Essa visão de mundo observada na pesquisa se conecta com uma das pautas das manifestações de 2013, que em termos gerais foi a mudança padrão de relacionamento de outra ordem com o Estado, não apenas no aspecto dos serviços públicos, mas uma cobrança de ordem republicana, algo na época passava ao largo do desejado e hoje sequer parece ser suficiente. Parece existir uma certa pretensão em simplesmente ignorar ou diminuir a importância do correto funcionamento dos serviços essenciais a nosso cotidiano, que maneira geral está indissociavelmente ligado a adequada gestão de tais demandas. Assim, alimentar essa oposição entre o mito da gestão que supostamente escamoteia o debate e o projeto político que vê a administração como algo secundário, me parece uma atitude equivocada.
Diante disto, fica o questionamento: para aqueles que levantam cedo e pegam conduções lotadas e sujas para o trabalho, que passam horas em engarrafamentos estafantes, que têm de enfrentar filas e esperar meses para marcar consultas, que têm filhos em escolas sem infraestrutura adequada, de fato o “mito do gestor” é apenas um projeto sem conteúdo político? Me parece que não.
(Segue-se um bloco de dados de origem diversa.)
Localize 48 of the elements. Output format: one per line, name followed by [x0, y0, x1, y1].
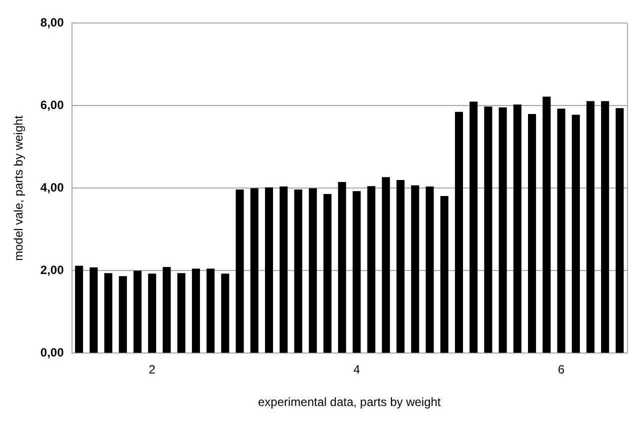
bar — [206, 268, 215, 353]
bar — [586, 101, 594, 353]
bar — [250, 188, 258, 353]
x-tick-label: 6 — [558, 362, 565, 377]
bar — [280, 186, 288, 353]
bar — [294, 189, 302, 353]
bar — [75, 266, 84, 353]
bar — [133, 270, 142, 353]
bar — [162, 266, 171, 353]
bar — [470, 102, 478, 353]
bar — [616, 108, 624, 353]
bar — [498, 107, 507, 353]
bar — [118, 276, 127, 353]
bar — [396, 180, 405, 353]
bar — [90, 267, 98, 353]
bar — [557, 108, 566, 353]
bar — [454, 112, 463, 353]
bar — [177, 273, 186, 353]
bar — [426, 186, 434, 353]
y-axis-title: model vale, parts by weight — [12, 114, 26, 261]
bar — [264, 187, 274, 353]
x-axis-title: experimental data, parts by weight — [258, 395, 442, 410]
bar — [542, 96, 551, 353]
bar — [513, 104, 522, 353]
bar — [411, 185, 420, 353]
bar — [323, 194, 332, 353]
bar — [367, 186, 376, 353]
y-tick-label: 0,00 — [40, 346, 64, 360]
x-tick-label: 4 — [353, 362, 360, 377]
bar — [382, 177, 390, 353]
bar — [221, 274, 230, 353]
bar — [440, 196, 448, 353]
bar — [352, 191, 361, 353]
bar — [148, 274, 156, 353]
bar — [192, 268, 200, 353]
y-tick-label: 6,00 — [40, 98, 64, 112]
y-tick-label: 4,00 — [40, 180, 64, 195]
bar — [104, 273, 112, 353]
bar — [338, 182, 346, 353]
bar — [528, 114, 536, 353]
bar — [572, 114, 580, 353]
y-tick-label: 8,00 — [40, 16, 64, 30]
bar — [308, 188, 317, 353]
bar — [236, 189, 244, 353]
y-tick-label: 2,00 — [40, 263, 64, 278]
bar — [601, 101, 610, 353]
x-tick-label: 2 — [148, 362, 156, 377]
bar — [484, 106, 492, 353]
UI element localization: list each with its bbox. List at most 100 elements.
É preciso compreender que a administração da máquina pública e seu correto funcionamento não é supérfluo, mas ao contrário, parece figurar como visão social de uma parcela significativa da população brasileira, bem como não podemos perder de vista que existem determinadas decisões que repercutem coletivamente e são, portanto, políticas, de modo que não podem simplesmente se sujeitar a uma racionalidade que calcule apenas a eficiência administrativa, tal qual uma empresa em busca do lucro. Precisamos fugir de visões políticas que não correspondem mais ao mundo factual e buscar na sociedade os caminhos para mudanças efetivas, mudanças essas que parecem estar bloqueadas por interpretações maniqueístas e um cenário político estéril, odres velhos que felizmente, já não nos servem mais.